A maior parte da Humanidade não tem defesa contra esse ardil. Espremidos entre a hipótese de ceder às novas palavras de ordem e a de tornar-se suspeitos de nazismo, quantos cidadãos terão o tempo e a prudência de tomar um recuo, de rejeitar a formulação do problema, de desmontar a armadilha lógica preparada para limitar sua visão dos fatos e sua capacidade de escolha? A maioria simplesmente aceitará a opção que lhe impõem. É verdade que cada concessão, isolada, significa pouco. Mas o efeito acumulado de milhares de pequenas concessões é o comprometimento integral da alma, a completa abdicação do juízo crítico. Não se pode nem chamar isso de servidão voluntária: é a servidão hipnótica.

Uma imprensa que submete seus leitores a esse tratamento não tem a menor idéia do que sejam democracia e liberdade de opinião, pois se esforça para liquidá-las no ato mesmo em que alardeia defendê-las. Não há debate possível sem o acesso consciente aos problemas em disputa. Tanto quanto a censura ostensiva, a transferência proposital das escolhas para o reino nebuloso das reações inconscientes é um abuso de autoridade, uma prepotência cínica que suprime o direito de saber, fundamento do direito de opinar.

A falsa rotulação de extremismo é só um exemplo entre milhares. Ninguém, hoje em dia, pode se dizer um cidadão livre e responsável, apto a votar e a discutir como gente grande, se não está informado das técnicas de manipulação da linguagem e da consciência, que certas forças políticas usam para ludibriá-lo, numa agressão mortal à democracia e à liberdade.

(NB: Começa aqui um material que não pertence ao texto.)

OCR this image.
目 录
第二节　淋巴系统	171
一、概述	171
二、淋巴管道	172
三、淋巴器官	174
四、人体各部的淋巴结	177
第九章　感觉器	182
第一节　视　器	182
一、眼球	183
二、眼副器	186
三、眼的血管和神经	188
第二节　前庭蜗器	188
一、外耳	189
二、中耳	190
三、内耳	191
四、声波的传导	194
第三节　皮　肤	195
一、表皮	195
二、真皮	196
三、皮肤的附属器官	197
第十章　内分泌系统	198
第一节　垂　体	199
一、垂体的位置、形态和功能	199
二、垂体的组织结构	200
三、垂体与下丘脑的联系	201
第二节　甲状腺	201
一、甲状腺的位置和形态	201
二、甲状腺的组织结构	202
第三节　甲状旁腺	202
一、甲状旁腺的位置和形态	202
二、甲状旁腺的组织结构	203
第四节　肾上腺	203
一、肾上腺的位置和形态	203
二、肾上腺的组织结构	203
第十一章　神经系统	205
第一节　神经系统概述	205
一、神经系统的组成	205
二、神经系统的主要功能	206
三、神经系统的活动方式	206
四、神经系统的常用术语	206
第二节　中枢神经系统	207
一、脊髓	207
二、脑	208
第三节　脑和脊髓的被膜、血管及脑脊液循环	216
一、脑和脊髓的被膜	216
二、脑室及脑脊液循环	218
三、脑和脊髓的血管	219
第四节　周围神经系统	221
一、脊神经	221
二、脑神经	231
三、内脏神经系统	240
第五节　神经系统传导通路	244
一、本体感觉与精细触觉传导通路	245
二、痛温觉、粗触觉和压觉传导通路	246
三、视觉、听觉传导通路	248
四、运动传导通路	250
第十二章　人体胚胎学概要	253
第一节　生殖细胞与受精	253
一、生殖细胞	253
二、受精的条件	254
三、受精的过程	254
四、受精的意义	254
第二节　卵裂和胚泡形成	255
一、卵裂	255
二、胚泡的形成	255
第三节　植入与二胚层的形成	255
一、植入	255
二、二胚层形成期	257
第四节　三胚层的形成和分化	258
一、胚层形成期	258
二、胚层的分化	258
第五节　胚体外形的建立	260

Essas técnicas são de emprego maciço, constante e pertinaz nos meios de comunicação e nas escolas. Apesar de sua imensa variedade, todas têm por princípio básico a distração induzida, o bloqueio sutil do julgamento consciente. Opiniões que, expostas com nitidez, suscitariam a mais obstinada oposição, são facilmente aceitas quando apresentadas de maneira implícita e envoltas numa névoa de desatenção. Há publicações inteiras, programas de TV inteiros, livros didáticos inteiros que são, de ponta a ponta, desatenção planejada.

Até a década de 70, quando a maior parte das técnicas a que me refiro estava ainda em fase de estudos em laboratório, os intelectuais se interessavam pelo assunto, investigavam, discutiam a imoralidade e a periculosidade da ameaça iminente que elas representavam para a democracia.

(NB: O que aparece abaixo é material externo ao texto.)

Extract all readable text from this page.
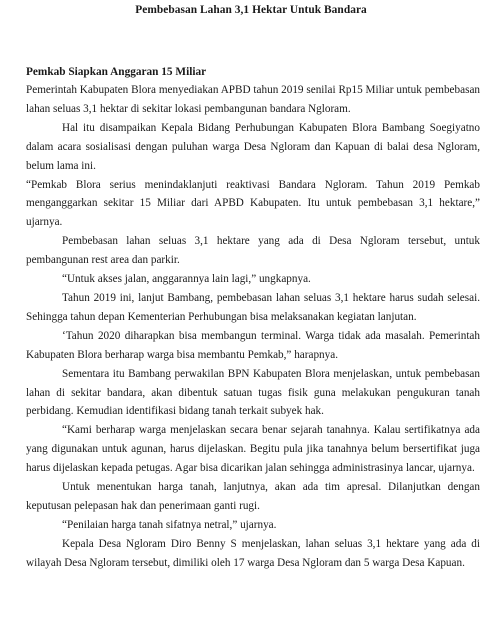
Pembebasan Lahan 3,1 Hektar Untuk Bandara
Pemkab Siapkan Anggaran 15 Miliar

Pemerintah Kabupaten Blora menyediakan APBD tahun 2019 senilai Rp15 Miliar untuk pembebasan lahan seluas 3,1 hektar di sekitar lokasi pembangunan bandara Ngloram.

Hal itu disampaikan Kepala Bidang Perhubungan Kabupaten Blora Bambang Soegiyatno dalam acara sosialisasi dengan puluhan warga Desa Ngloram dan Kapuan di balai desa Ngloram, belum lama ini.

“Pemkab Blora serius menindaklanjuti reaktivasi Bandara Ngloram. Tahun 2019 Pemkab menganggarkan sekitar 15 Miliar dari APBD Kabupaten. Itu untuk pembebasan 3,1 hektare,” ujarnya.

Pembebasan lahan seluas 3,1 hektare yang ada di Desa Ngloram tersebut, untuk pembangunan rest area dan parkir.

“Untuk akses jalan, anggarannya lain lagi,” ungkapnya.

Tahun 2019 ini, lanjut Bambang, pembebasan lahan seluas 3,1 hektare harus sudah selesai. Sehingga tahun depan Kementerian Perhubungan bisa melaksanakan kegiatan lanjutan.

‘Tahun 2020 diharapkan bisa membangun terminal. Warga tidak ada masalah. Pemerintah Kabupaten Blora berharap warga bisa membantu Pemkab,” harapnya.

Sementara itu Bambang perwakilan BPN Kabupaten Blora menjelaskan, untuk pembebasan lahan di sekitar bandara, akan dibentuk satuan tugas fisik guna melakukan pengukuran tanah perbidang. Kemudian identifikasi bidang tanah terkait subyek hak.

“Kami berharap warga menjelaskan secara benar sejarah tanahnya. Kalau sertifikatnya ada yang digunakan untuk agunan, harus dijelaskan. Begitu pula jika tanahnya belum bersertifikat juga harus dijelaskan kepada petugas. Agar bisa dicarikan jalan sehingga administrasinya lancar, ujarnya.

Untuk menentukan harga tanah, lanjutnya, akan ada tim apresal. Dilanjutkan dengan keputusan pelepasan hak dan penerimaan ganti rugi.

“Penilaian harga tanah sifatnya netral,” ujarnya.

Kepala Desa Ngloram Diro Benny S menjelaskan, lahan seluas 3,1 hektare yang ada di wilayah Desa Ngloram tersebut, dimiliki oleh 17 warga Desa Ngloram dan 5 warga Desa Kapuan.
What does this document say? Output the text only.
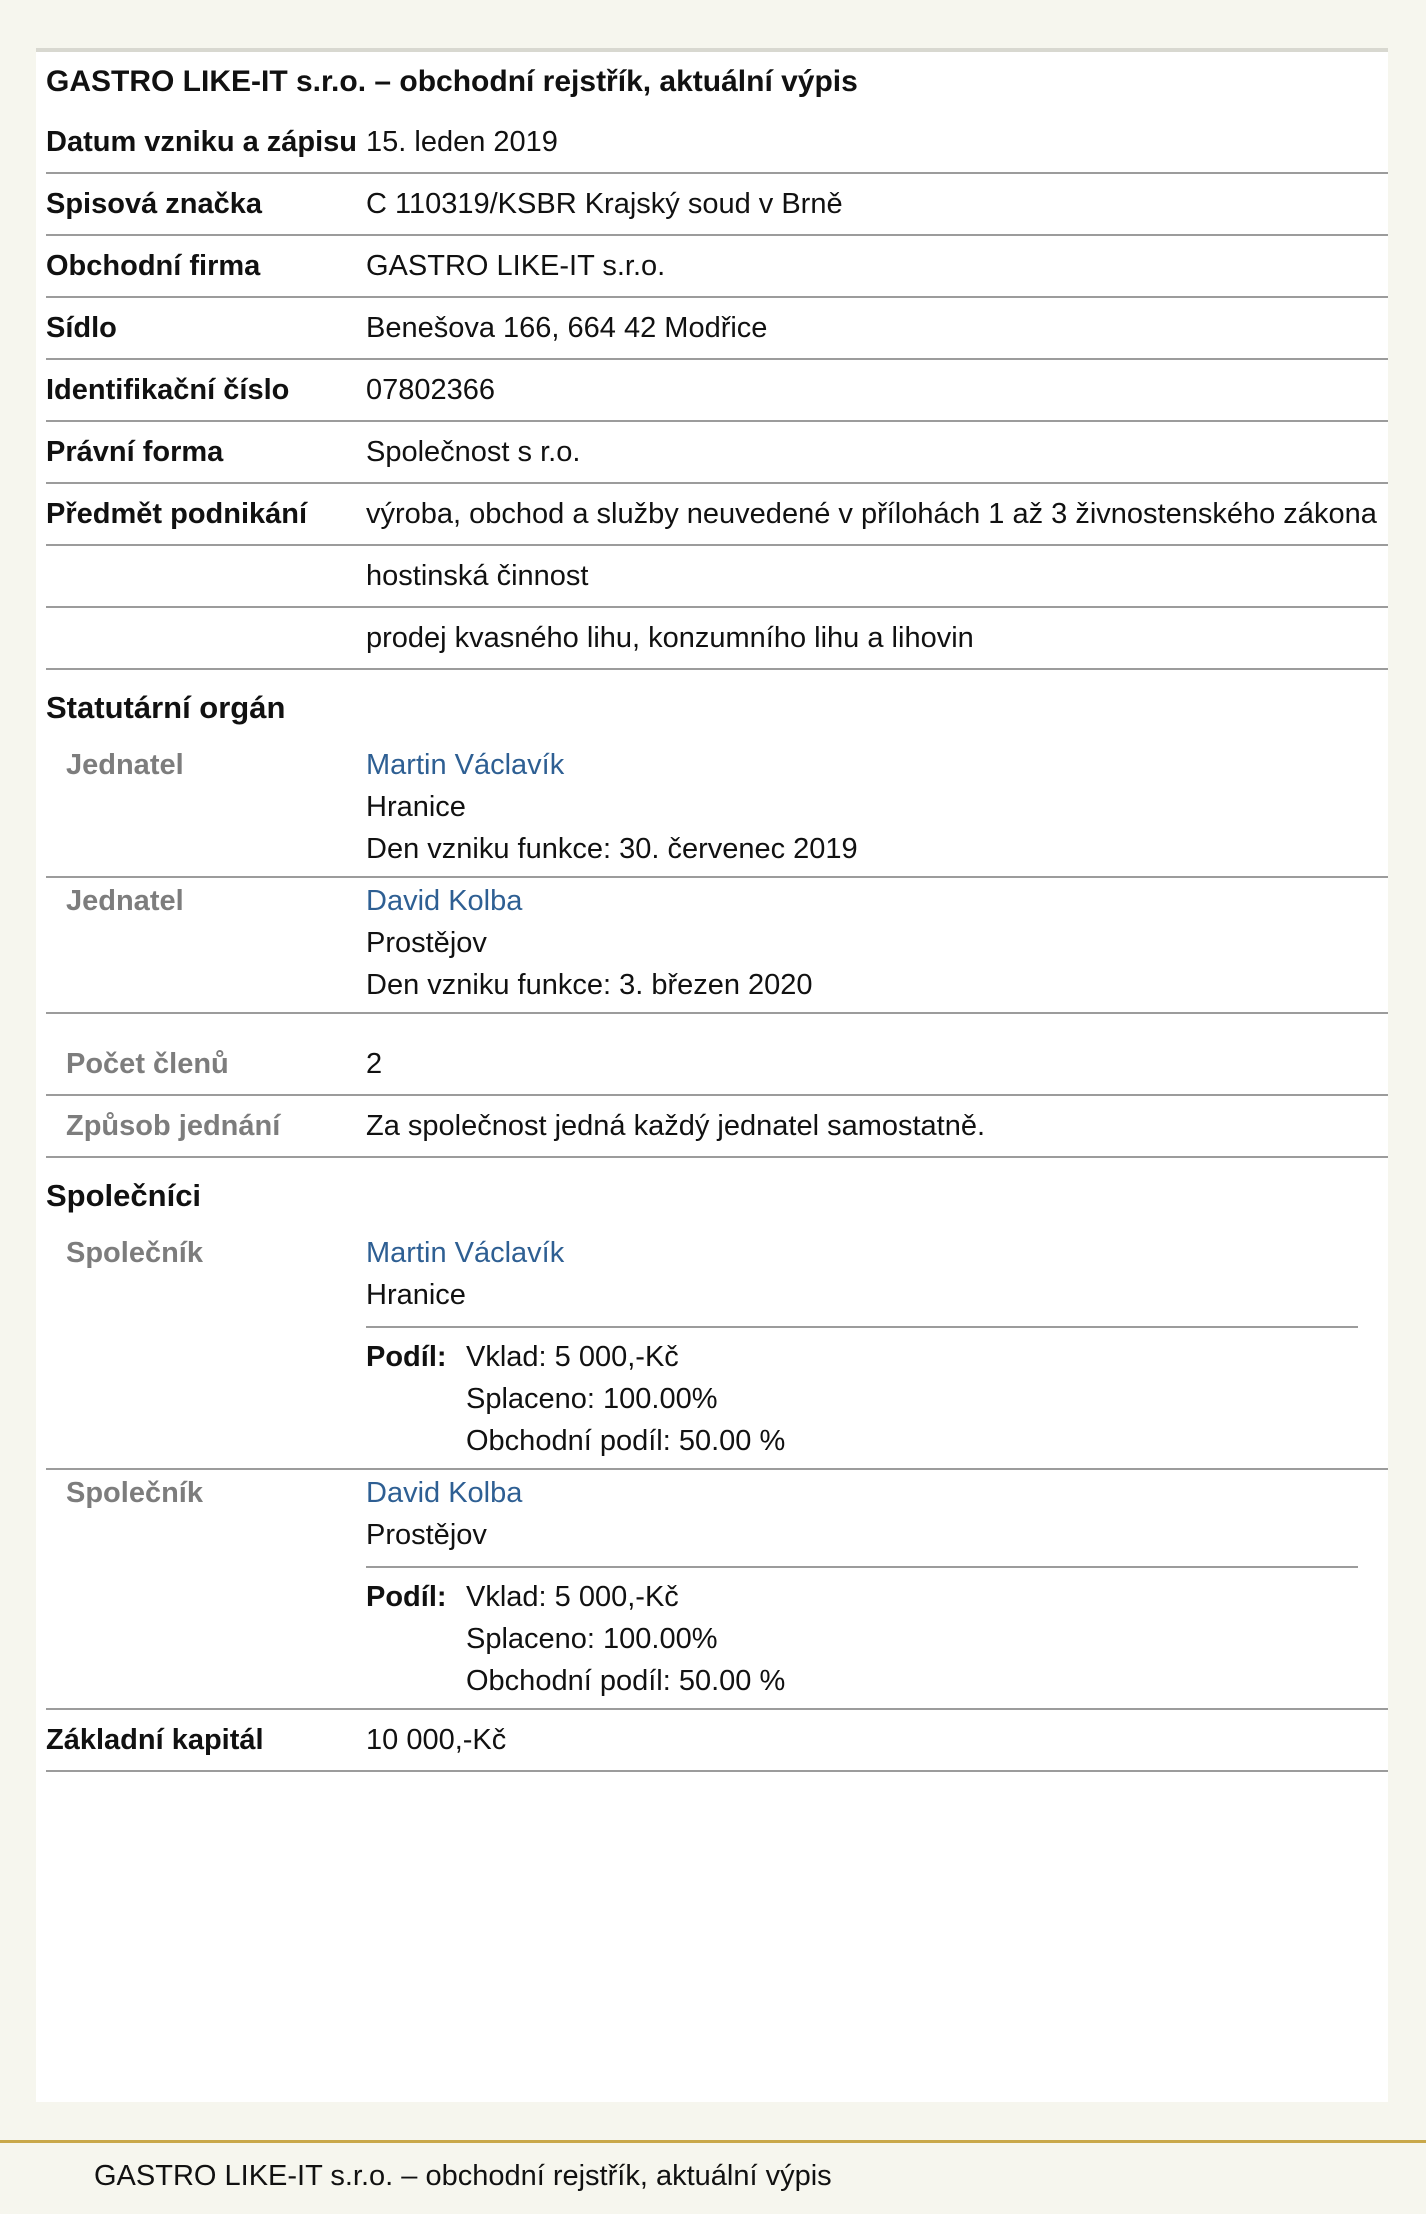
GASTRO LIKE-IT s.r.o. – obchodní rejstřík, aktuální výpis
Datum vzniku a zápisu 15. leden 2019
Spisová značka	C 110319/KSBR Krajský soud v Brně
Obchodní firma	GASTRO LIKE-IT s.r.o.
Sídlo	Benešova 166, 664 42 Modřice
Identifikační číslo	07802366
Právní forma	Společnost s r.o.
Předmět podnikání	výroba, obchod a služby neuvedené v přílohách 1 až 3 živnostenského zákona
hostinská činnost
prodej kvasného lihu, konzumního lihu a lihovin
Statutární orgán
Jednatel	Martin Václavík
Hranice
Den vzniku funkce: 30. červenec 2019
Jednatel	David Kolba
Prostějov
Den vzniku funkce: 3. březen 2020
Počet členů	2
Způsob jednání	Za společnost jedná každý jednatel samostatně.
Společníci
Společník	Martin Václavík
Hranice
Podíl: Vklad: 5 000,-Kč
Splaceno: 100.00%
Obchodní podíl: 50.00 %
Společník	David Kolba
Prostějov
Podíl: Vklad: 5 000,-Kč
Splaceno: 100.00%
Obchodní podíl: 50.00 %
Základní kapitál	10 000,-Kč
GASTRO LIKE-IT s.r.o. – obchodní rejstřík, aktuální výpis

Charles Morgan deu o alarma em “Liberties of the Mind”, Aldous Huxley em “Regresso ao admirável mundo novo”, Arthur Koestler promoveu congressos internacionais para discutir o perigo, Ivan Illitch fez pesquisas memoráveis sobre a manipulação das consciências pelo establishment médico e educacional.

De súbito, as discussões cessaram e as técnicas denunciadas foram entrando, uma a uma, sem a menor resistência, no uso cotidiano de jornais, escolas, canais de TV. Não é de estranhar que essa mudança tenha sido acompanhada de um vasto recrutamento de intelectuais “progressistas” para organismos internacionais, ONGs, serviços secretos e outras entidades interessadas em conduzir a discreta mutação psíquica dos povos. Hoje praticamente não há mais intelectuais independentes. Todos se cansaram de “interpretar o mundo” e aceitaram ser bem pagos para “transformá-lo”.

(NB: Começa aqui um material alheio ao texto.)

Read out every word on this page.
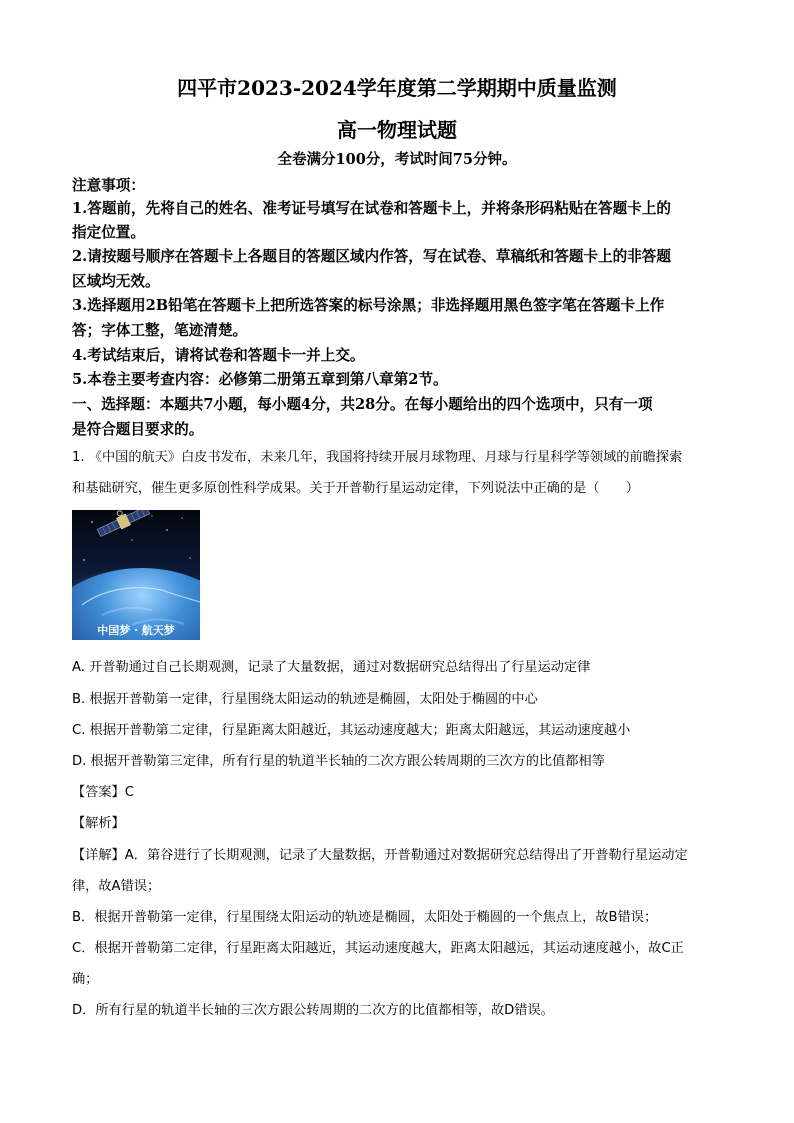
四平市2023-2024学年度第二学期期中质量监测
高一物理试题
全卷满分100分，考试时间75分钟。
注意事项：
1.答题前，先将自己的姓名、准考证号填写在试卷和答题卡上，并将条形码粘贴在答题卡上的
指定位置。
2.请按题号顺序在答题卡上各题目的答题区域内作答，写在试卷、草稿纸和答题卡上的非答题
区域均无效。
3.选择题用2B铅笔在答题卡上把所选答案的标号涂黑；非选择题用黑色签字笔在答题卡上作
答；字体工整，笔迹清楚。
4.考试结束后，请将试卷和答题卡一并上交。
5.本卷主要考查内容：必修第二册第五章到第八章第2节。
一、选择题：本题共7小题，每小题4分，共28分。在每小题给出的四个选项中，只有一项
是符合题目要求的。
1. 《中国的航天》白皮书发布，未来几年，我国将持续开展月球物理、月球与行星科学等领域的前瞻探索
和基础研究，催生更多原创性科学成果。关于开普勒行星运动定律，下列说法中正确的是（　　）
中国梦 · 航天梦
A. 开普勒通过自己长期观测，记录了大量数据，通过对数据研究总结得出了行星运动定律
B. 根据开普勒第一定律，行星围绕太阳运动的轨迹是椭圆，太阳处于椭圆的中心
C. 根据开普勒第二定律，行星距离太阳越近，其运动速度越大；距离太阳越远，其运动速度越小
D. 根据开普勒第三定律，所有行星的轨道半长轴的二次方跟公转周期的三次方的比值都相等
【答案】C
【解析】
【详解】A．第谷进行了长期观测，记录了大量数据，开普勒通过对数据研究总结得出了开普勒行星运动定
律，故A错误；
B．根据开普勒第一定律，行星围绕太阳运动的轨迹是椭圆，太阳处于椭圆的一个焦点上，故B错误；
C．根据开普勒第二定律，行星距离太阳越近，其运动速度越大，距离太阳越远，其运动速度越小，故C正
确；
D．所有行星的轨道半长轴的三次方跟公转周期的二次方的比值都相等，故D错误。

A elite de intelectuais ativistas que hoje maneja os cordões é tão cínica que chega a inventar as mais artificiosas justificativas ideológicas dessa manobra maquiavélica. É inútil argumentar racionalmente, proclama Richard Rorty: tudo o que podemos fazer, diz ele, é “inculcar sutilmente nas pessoas os nossos modos de falar”. E Antonio Gramsci, antecipando-se aos tempos, já tinha criado toda uma teoria da “revolução passiva” para demonstrar que a sonsa indiferença da multidão distraída vale por adesão explícita e basta para provar que a tomada do poder pelos comunistas foi uma escolha democrática do povo.

Como não enxergar a dose extraordinária de malícia, de presunção arrogante, de desprezo pela liberdade de consciência, que há nessas doutrinas de farsantes e tiranetes?